Q: Are coaches and sports administrators included in the educator expense deduction changes for 2026?
A: Yes. The OBBBA amendment applies Section 62(d)(1)(A) by inserting "interscholastic sports administrator or coach" after "counselor." That makes coaches and interscholastic sports administrators important roles to review for 2026, alongside teachers, instructors, counselors, principals, and aides who were already in the eligible educator group.
Q: Does the OBBBA educator expense rule only apply to classroom supplies?
A: No. The educator expense definition is applied by substituting "as part of instructional activity" for "in the classroom." That does not make every school-related cost deductible. Still, it broadens the qualifying setting beyond a traditional classroom to include gyms, fields, courts, and other instructional spaces where coaching and physical education actually take place.

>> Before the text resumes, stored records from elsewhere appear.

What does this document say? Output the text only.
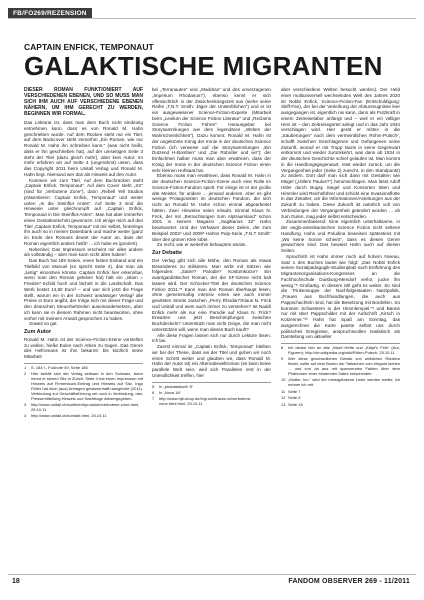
FB/FO269/REZENSION
CAPTAIN ENFICK, TEMPONAUT
GALAKTISCHE MIGRANTEN
DIESER ROMAN FUNKTIONIERT AUF VERSCHIEDENEN EBENEN, UND SO MUSS MAN SICH IHM AUCH AUF VERSCHIEDENE EBENEN NÄHERN, UM IHM GERECHT ZU WERDEN, BEGINNEN WIR FORMAL.

Das Lektorat ist, dass man dem Buch nicht eindeutig entnehmen kann, dass es von Ronald M. Hahn geschrieben wurde. Auf dem Rücken steht nur ein Titel, auf dem Backcover steht immerhin „Ein Roman, wie nur Ronald M. Hahn ihn schreiben kann.“ (was nicht heißt, dass er ihn geschrieben hat), auf der umseitigen Seite 3 steht der Titel (dazu gleich mehr), aber kein Autor. Im mehr erfahren wir auf Seite 4 (ungerahmt) unten, dass das Copyright 2011 beim Unitall Verlag und Ronald M. Hahn liegt. Niemand wer das als Hinweis auf den Autor.

Kommen wir zum Titel. Auf dem Buchrücken steht „Captain Enfick, Temponaut“. Auf dem Cover steht „XX“ (sind für „Verbotene Zone“), dann „Rebell Yell Studios präsentieren: Captain Enfick, Temponaut“ und weiter unten „In die Steinflut Antes“. Auf Seite 3 sind die Hinweise unter gleichrumpft auf „Captain Enfick, Temponaut in Die Steinflut-Anten“. Man hat aber immerhin einen Gestaltentschritt gewonnen. Ich einige mich auf den Titel „Captain Enfick, Temponaut“ mit mir selbst, hinterlege ihn auch so in meiner Datenbank und mache weiter (ganz im Ende des Romans deutet der Autor an, dass der Roman eigentlich anders heißt¹ ... ich habe es ignoriert).

Nebenbei: Das Impressum erscheint mir alles andere als vollständig – aber man kann nicht alles haben².

Das Buch hat 189 Seiten, einen festen Einband und ein Titelbild von Manuel (so spricht Seite 4), das man als „lustig“ einordnen könnte. Captain Enfick hier erkennbar, wenn man den Roman gelesen hat) hält ein „Islam = Frieden“-Schild hoch und lächelt in die Landschaft. Das Werk kostet 14,80 Euro³ – und wer sich jetzt die Frage stellt, warum ein in der Schweiz ansässiger Verlag³ alle Preise in Euro angibt, der möge sich mit dieser Frage und den deutschen Steuerbehörden auseinandersetzen, aber ich kann sie in diesem Rahmen nicht beantworten, ohne vorher mit meinem Anwalt gesprochen zu haben.

Soweit so gut.

Zum Autor

Ronald M. Hahn ist der Science-Fiction-Szene vorstellen zu wollen, hieße Eulen nach Athen zu tragen. Das Genre des Hefromans ist ihm bekannt: bis kürzlich seine Mitarbeit

1	S. 184 f., Fußnote 49, Seite 185
2	Hier behält sich der Verlag seltsam in den Schwarz, Autor nennt er seinen Sitz in Zürich; Seite 4 hat einen Impressum mit Hinweis auf Firmenbuch-Eintrag und Hinweis auf Sitz. Ingo Flöter hat mich (aus) Anfragen gewissenhaft rausgehört (2011). Verbindung zur Geschäftsführung sei noch in Verbindung, das: Pressemitteilung Hinweis und Nachfrage wiedergegeben.
3	http://www.unitall.ch/sortiment/produkte/verbotene-zone.html, 25.10.11
4	http://www.unitall.ch/kontakt.html, 25.10.11

bei „Terranauten“ und „Maddrax“ und des unverzagenen „Imperium Rhodanum“), ebenso kennt er sich offensichtlich in der Zwischenkriegszeit aus (siehe seine Reihe „T.N.T. Smith: Jäger der Unsterblichen“) und er ist ein ausgewiesener Science-Fiction-Experte (Mitarbeit beim „Lexikon der Science Fiction Literatur“ und „Reclams Science Fiction Führer“. Herausgeber bei Storysammlungen wie dem legendären „Welten der Wahrscheinlichkeit“). Dazu kommt: Ronald M. Hahn ist der ungekrönte König der Ironie in der deutschen Science Fiction (ich verweise auf die Storysammlungen „Ein Dutzend H-Bomben“ und „Die Robotler und wir“): der Einfachheit halber muss man aber erwähnen, dass der König der Ironie in der deutschen Science Fiction einen sehr kleinen Hofstaat hat.

Ebenso muss man erwähnen, dass Ronald M. Hahn in der deutschen Science-Fiction-Szene auch eine Rolle im Science-Fiction-Fandom spielt. Für einige ist er der große alte Meister, für andere ... jemand anderes. Aber es gibt wenige Protagonisten im deutschen Fandom, die sich nicht an Ronald M. Hahn schon einmal abgearbeitet hätten. Zwei Hinweise seien erlaubt. Einmal Klaus N. Frick, der mit „Betrachtungen zum Alptraumland“ schon 2001 in seinem Magazin „Sagittarius 32“ Hahn beantwortet. Und der Verfasser dieser Zeilen, der zum Beispiel 2003⁴ und 2009⁵ Hahns Pulp-Serie „T.N.T Smith“ über den grünen Klee lobte.

Zu recht, wie er weiterhin behaupten würde.

Zur Debatte

Der Verlag gibt sich alle Mühe, den Roman als etwas Besonderes zu stilisieren. Man wirbt mit Sätzen wie folgenden: „Satire? Parodie? Kostümkürze? Ein avantgardistischer Roman, der die SF-Szene nicht kalt lassen wird. Der Schocker-Titel der deutschen Science Fiction 2011.“⁶ Kann man den Roman überhaupt lesen, ohne gemeinmaßig intensiv eines wie auch immer gearteten Streits zwischen „Perry Rhodan“/Klaus N. Frick und Unitall und wem auch immer zu verstehen? Ist Naddi Enfick mehr als nur eine Parodie auf Klaus N. Frick? Erwarten uns jetzt Beschimpfungen zwischen Buchdeckeln? Unterstützt man nicht Dinge, die man nicht unterstützen will, wenn man dieses Buch kauft?

Alle diese Fragen lassen sich nur durch Lektüre lösen. Ich las.

Zuerst einmal ist „Captain Enfick, Temponaut“ bleiben wir bei der These, dass sei der Titel und gehen wir noch einen Schritt weiter und glauben wir, dass Ronald M. Hahn der Autor ist) ein Alternativweltroman (es kann keine parallele Welt sein, weil sich Parallelen erst in der Unendlichkeit treffen, hier

5	In „phantastisch! 8“
6	In „Nova 16“
7	http://www.hjb-shop.de/logi.sch/tracks.vz/verbotene-zone.html.html, 25.10.11

aber verschiedene Welten besucht werden). Der Held einer multiuniversell wechselnden Welt des Jahres 2020 ist Nobbi Enfick, Science-Fiction-Fan (Entschuldigung: Skiff-Fan), der bei der Verleihung der Abiturzeugnisse leer ausgegangen ist, eigentlich nix kann, dann als Putzkraft in einem Zeitreiselabor anfängt und – weil er ein völliger Hirni ist – den Zeitreisegürtel anlegt und in das Jahr 1934 verschlagen wird. Hier gerät er mitten in die „Säuberungen“ nach dem vermeintlichen Röhm-Putsch⁷, schafft zwischen Geschlagenen und Gefangenen seine Zukunft, worauf er mit Trupp Nazis in seine Gegenwart entkommt und wieder zurückkehrt, was dann ab 1934 in der deutschen Geschichte schief gelaufen ist. Man kommt in die Handlungsgegenwart, reist wieder zurück, um die Vergangenheit jeder (Seite 2) zurecht, in den Standpunkt) zu ändern. Dort darf man sich dann mit Gestalten wie Mügel („Hitlers Paulus?“) herumschlagen. Man lässt Adolf Hitler durch Bugsy Siegel und Konsorten töten und Himmler wird Reichsführer und schickt eine Invasionsflotte in das Zeitalter, um die Informationen/Anleitungen aus der Zukunft zu haben. Diese Zukunft ist natürlich voll von Verbindungen der Vergangenheit geändert worden ... ob zum Guten, mag jeder selbst entscheiden.

Zusammenfassend: Eine eigentlich unterhaltsame, in der anglo-amerikanischen Science Fiction nicht seltene Handlung. Hahn und Poludina beweisen spätestens mit „Wo keine Sonne scheint“, dass es diesen Genre gewachsen sind. Das beweist Hahn auch auf diesen Seiten.

Sprachlich ist Hahn immer noch auf hohem Niveau. Satz 1 des Buches lautet wie folgt: „Das Nobbi Enfick seinen Sozialpädagogik-Studienplatz nach Entführung des Migrantenorganisations-Kongresses an die Fachhochschule Duisburg-Mendorf verlor, jucke ihn wenig.“⁸ Großartig. In diesem Stil geht es weiter. So sind die Trinkensuppe der Nachfolgestaaten Natzipolitik, „Frauen aus Buchhandlungen, die auch aus Pappschachteln sind, hat die Besetzung mit Bordellen. So kommen Schwestern in der Himmlerspiel.“⁹ und Banne nur mit über Pappschilder mit der Aufschrift „Kirsch in Kotzenner.“¹⁰ Hahn hat Spaß am Sonntag, das ausgerechnet die Karte passte selbst uns durch politisches Ereignisse, anspruchsvollen realistisch als Darstellung von aktueller

8	Ich denke hier an alte „Mast“-Hefte und „Kläpf’n Fels“ (Auf-Figuren): http://de.wikipedia.org/wiki/Röhm-Putsch, 25.10.11
9	Wer diese geschwollenen Details von wirklichen Relation findet, sollte auf dem Boden der Tatsachen vom elegant lachen ... und von da aus mit spannenden Fakten über dem Phänomen einer bindenden Satire entscheiden.
10 „Mutter, Inc.“ wird der meistgelesene Leser werden weiter, ich nehme ich mit.
11 Seite 7
12 Seite 6
13 Seite 15
18	FANDOM OBSERVER 269 - 11/2011
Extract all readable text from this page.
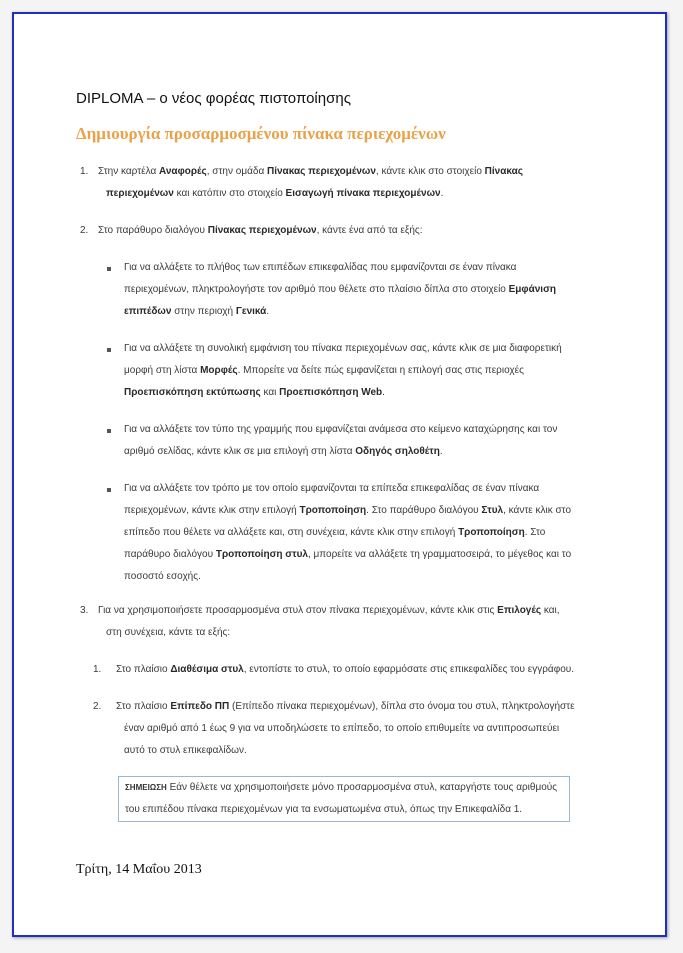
DIPLOMA – ο νέος φορέας πιστοποίησης
Δημιουργία προσαρμοσμένου πίνακα περιεχομένων
1. Στην καρτέλα Αναφορές, στην ομάδα Πίνακας περιεχομένων, κάντε κλικ στο στοιχείο Πίνακας περιεχομένων και κατόπιν στο στοιχείο Εισαγωγή πίνακα περιεχομένων.
2. Στο παράθυρο διαλόγου Πίνακας περιεχομένων, κάντε ένα από τα εξής:
Για να αλλάξετε το πλήθος των επιπέδων επικεφαλίδας που εμφανίζονται σε έναν πίνακα περιεχομένων, πληκτρολογήστε τον αριθμό που θέλετε στο πλαίσιο δίπλα στο στοιχείο Εμφάνιση επιπέδων στην περιοχή Γενικά.
Για να αλλάξετε τη συνολική εμφάνιση του πίνακα περιεχομένων σας, κάντε κλικ σε μια διαφορετική μορφή στη λίστα Μορφές. Μπορείτε να δείτε πώς εμφανίζεται η επιλογή σας στις περιοχές Προεπισκόπηση εκτύπωσης και Προεπισκόπηση Web.
Για να αλλάξετε τον τύπο της γραμμής που εμφανίζεται ανάμεσα στο κείμενο καταχώρησης και τον αριθμό σελίδας, κάντε κλικ σε μια επιλογή στη λίστα Οδηγός σηλοθέτη.
Για να αλλάξετε τον τρόπο με τον οποίο εμφανίζονται τα επίπεδα επικεφαλίδας σε έναν πίνακα περιεχομένων, κάντε κλικ στην επιλογή Τροποποίηση. Στο παράθυρο διαλόγου Στυλ, κάντε κλικ στο επίπεδο που θέλετε να αλλάξετε και, στη συνέχεια, κάντε κλικ στην επιλογή Τροποποίηση. Στο παράθυρο διαλόγου Τροποποίηση στυλ, μπορείτε να αλλάξετε τη γραμματοσειρά, το μέγεθος και το ποσοστό εσοχής.
3. Για να χρησιμοποιήσετε προσαρμοσμένα στυλ στον πίνακα περιεχομένων, κάντε κλικ στις Επιλογές και, στη συνέχεια, κάντε τα εξής:
1. Στο πλαίσιο Διαθέσιμα στυλ, εντοπίστε το στυλ, το οποίο εφαρμόσατε στις επικεφαλίδες του εγγράφου.
2. Στο πλαίσιο Επίπεδο ΠΠ (Επίπεδο πίνακα περιεχομένων), δίπλα στο όνομα του στυλ, πληκτρολογήστε έναν αριθμό από 1 έως 9 για να υποδηλώσετε το επίπεδο, το οποίο επιθυμείτε να αντιπροσωπεύει αυτό το στυλ επικεφαλίδων.
ΣΗΜΕΙΩΣΗ Εάν θέλετε να χρησιμοποιήσετε μόνο προσαρμοσμένα στυλ, καταργήστε τους αριθμούς του επιπέδου πίνακα περιεχομένων για τα ενσωματωμένα στυλ, όπως την Επικεφαλίδα 1.
Τρίτη, 14 Μαΐου 2013
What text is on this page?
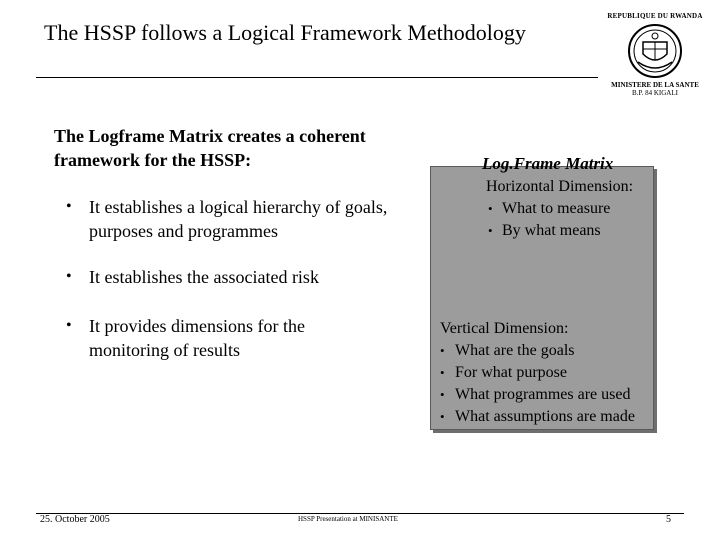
The HSSP follows a Logical Framework Methodology
REPUBLIQUE DU RWANDA
MINISTERE DE LA SANTE
B.P. 84 KIGALI
The Logframe Matrix creates a coherent framework for the HSSP:
• It establishes a logical hierarchy of goals, purposes and programmes
• It establishes the associated risk
• It provides dimensions for the monitoring of results
Log.Frame Matrix
Horizontal Dimension:
• What to measure
• By what means
Vertical Dimension:
• What are the goals
• For what purpose
• What programmes are used
• What assumptions are made
25. October 2005	HSSP Presentation at MINISANTE	5
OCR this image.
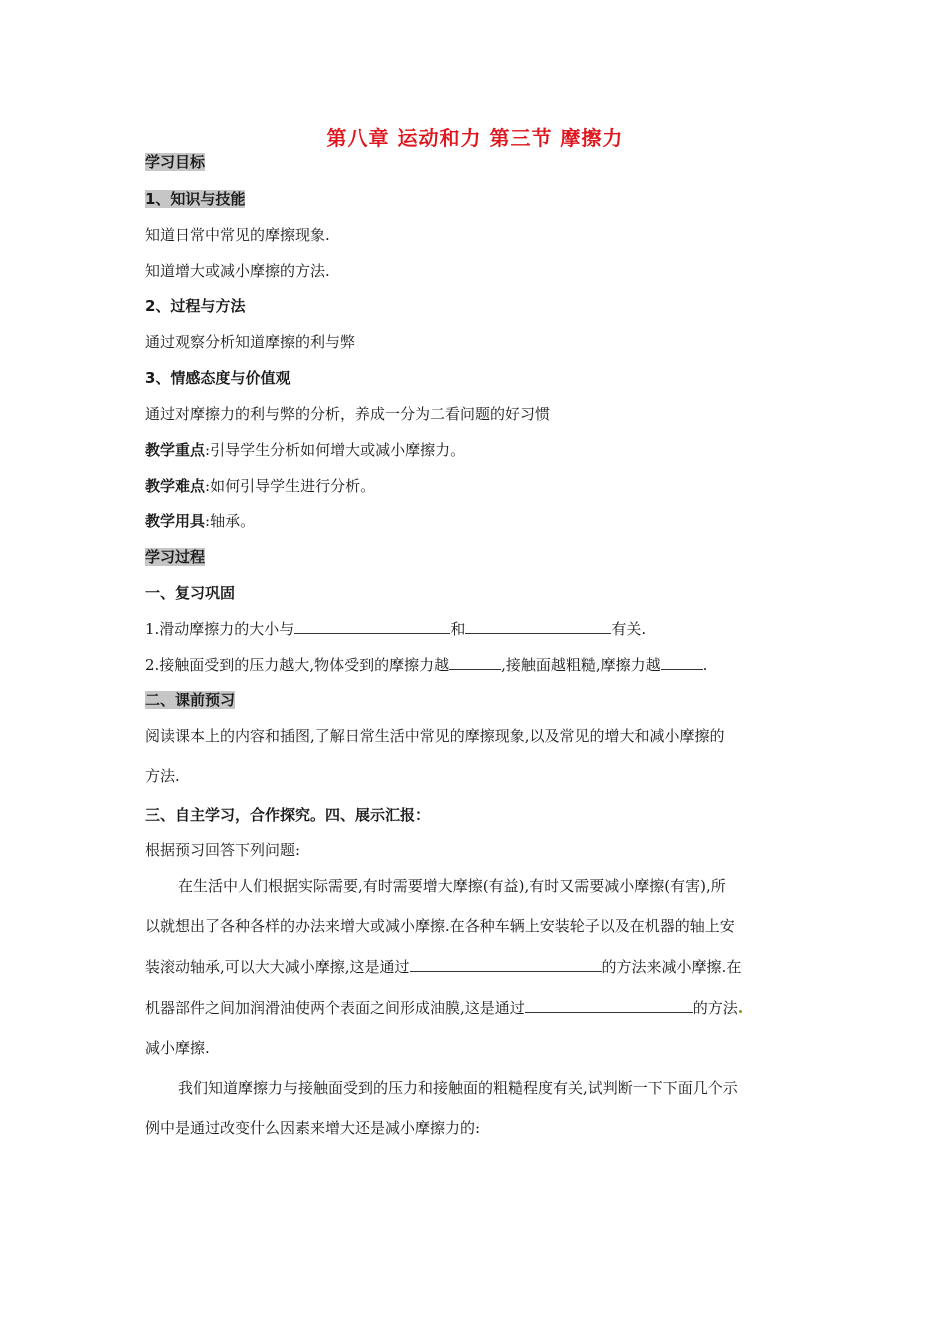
第八章 运动和力 第三节 摩擦力
学习目标
1、知识与技能
知道日常中常见的摩擦现象.
知道增大或减小摩擦的方法.
2、过程与方法
通过观察分析知道摩擦的利与弊
3、情感态度与价值观
通过对摩擦力的利与弊的分析，养成一分为二看问题的好习惯
教学重点:引导学生分析如何增大或减小摩擦力。
教学难点:如何引导学生进行分析。
教学用具:轴承。
学习过程
一、复习巩固
1.滑动摩擦力的大小与	和	有关.
2.接触面受到的压力越大,物体受到的摩擦力越	,接触面越粗糙,摩擦力越	.
二、课前预习
阅读课本上的内容和插图,了解日常生活中常见的摩擦现象,以及常见的增大和减小摩擦的
方法.
三、自主学习，合作探究。四、展示汇报：
根据预习回答下列问题:
在生活中人们根据实际需要,有时需要增大摩擦(有益),有时又需要减小摩擦(有害),所
以就想出了各种各样的办法来增大或减小摩擦.在各种车辆上安装轮子以及在机器的轴上安
装滚动轴承,可以大大减小摩擦,这是通过	的方法来减小摩擦.在
机器部件之间加润滑油使两个表面之间形成油膜,这是通过	的方法
减小摩擦.
我们知道摩擦力与接触面受到的压力和接触面的粗糙程度有关,试判断一下下面几个示
例中是通过改变什么因素来增大还是减小摩擦力的:
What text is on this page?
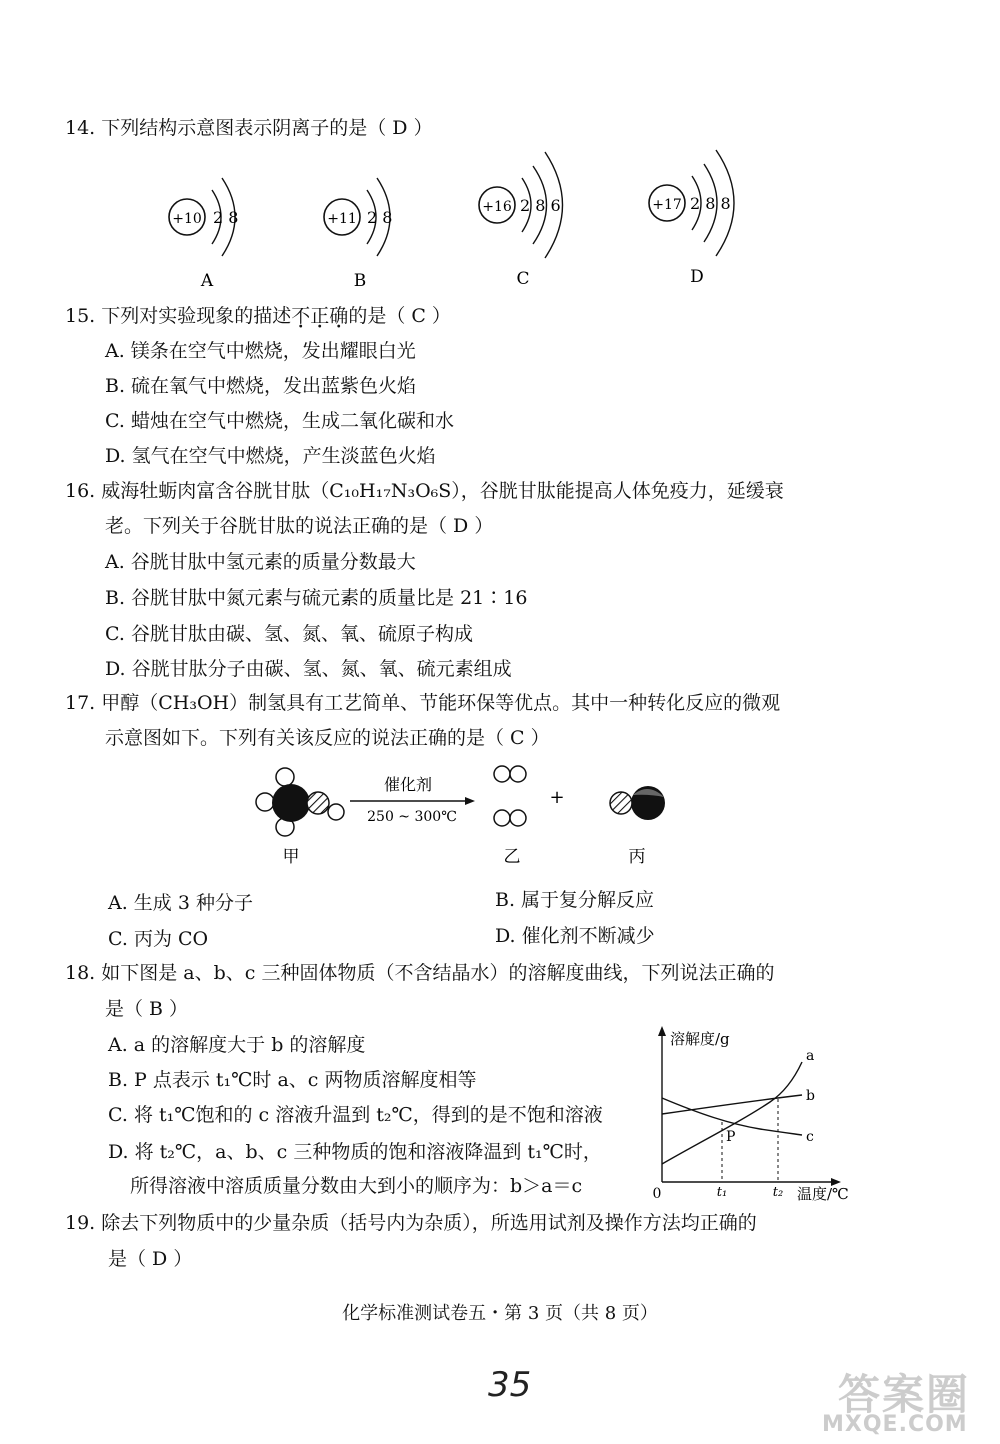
14. 下列结构示意图表示阴离子的是（ D ）
+10 2 8	+11 2 8
+16 2 8 6	+17 2 8 8
A	B	C	D
15. 下列对实验现象的描述不正确的是（ C ）
A. 镁条在空气中燃烧，发出耀眼白光
B. 硫在氧气中燃烧，发出蓝紫色火焰
C. 蜡烛在空气中燃烧，生成二氧化碳和水
D. 氢气在空气中燃烧，产生淡蓝色火焰
16. 威海牡蛎肉富含谷胱甘肽（C₁₀H₁₇N₃O₆S），谷胱甘肽能提高人体免疫力，延缓衰
老。下列关于谷胱甘肽的说法正确的是（ D ）
A. 谷胱甘肽中氢元素的质量分数最大
B. 谷胱甘肽中氮元素与硫元素的质量比是 21∶16
C. 谷胱甘肽由碳、氢、氮、氧、硫原子构成
D. 谷胱甘肽分子由碳、氢、氮、氧、硫元素组成
17. 甲醇（CH₃OH）制氢具有工艺简单、节能环保等优点。其中一种转化反应的微观
示意图如下。下列有关该反应的说法正确的是（ C ）
催化剂
250 ~ 300℃
+
甲	乙	丙
A. 生成 3 种分子	B. 属于复分解反应
C. 丙为 CO	D. 催化剂不断减少
18. 如下图是 a、b、c 三种固体物质（不含结晶水）的溶解度曲线，下列说法正确的
是（ B ）
A. a 的溶解度大于 b 的溶解度
B. P 点表示 t₁℃时 a、c 两物质溶解度相等
C. 将 t₁℃饱和的 c 溶液升温到 t₂℃，得到的是不饱和溶液
D. 将 t₂℃，a、b、c 三种物质的饱和溶液降温到 t₁℃时，
所得溶液中溶质质量分数由大到小的顺序为：b＞a＝c
溶解度/g
温度/℃
0	t₁	t₂
P
a
b
c
19. 除去下列物质中的少量杂质（括号内为杂质），所选用试剂及操作方法均正确的
是（ D ）
化学标准测试卷五・第 3 页（共 8 页）
35	答案圈
MXQE.COM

Q: When does the OBBBA educator expense exception take effect for tax returns?
A: The change is effective for taxable years beginning after December 31, 2025. For most calendar-year individual taxpayers, that points to 2026 returns and later years. Earlier filings remain governed by the law in effect at the time, and advisors should be careful when clients ask about prior-year amended returns for educator expense positions.
Q: Does the OBBBA rule make every coach expense deductible without limit?
A: No. The expense still needs to fit the educator expense framework, connect to instructional activity, and be reviewed against reimbursement and ordinary-and-necessary standards under Section 162. Personal apparel, commuting, optional gear, family costs, and general lifestyle purchases should not be swept in without analysis just because the taxpayer is a coach or administrator.
Q: How should educators keep receipts and records for 2026 educator expenses?
A: Educators should keep receipts with notes showing the role, activity, reimbursement status, and how each item supported instructional activity. A simple folder with date, vendor, amount, item, role, and use notes is easier to defend than a year-end pile of receipts. The taxpayer should also keep records of any employer reimbursement policy used or declined.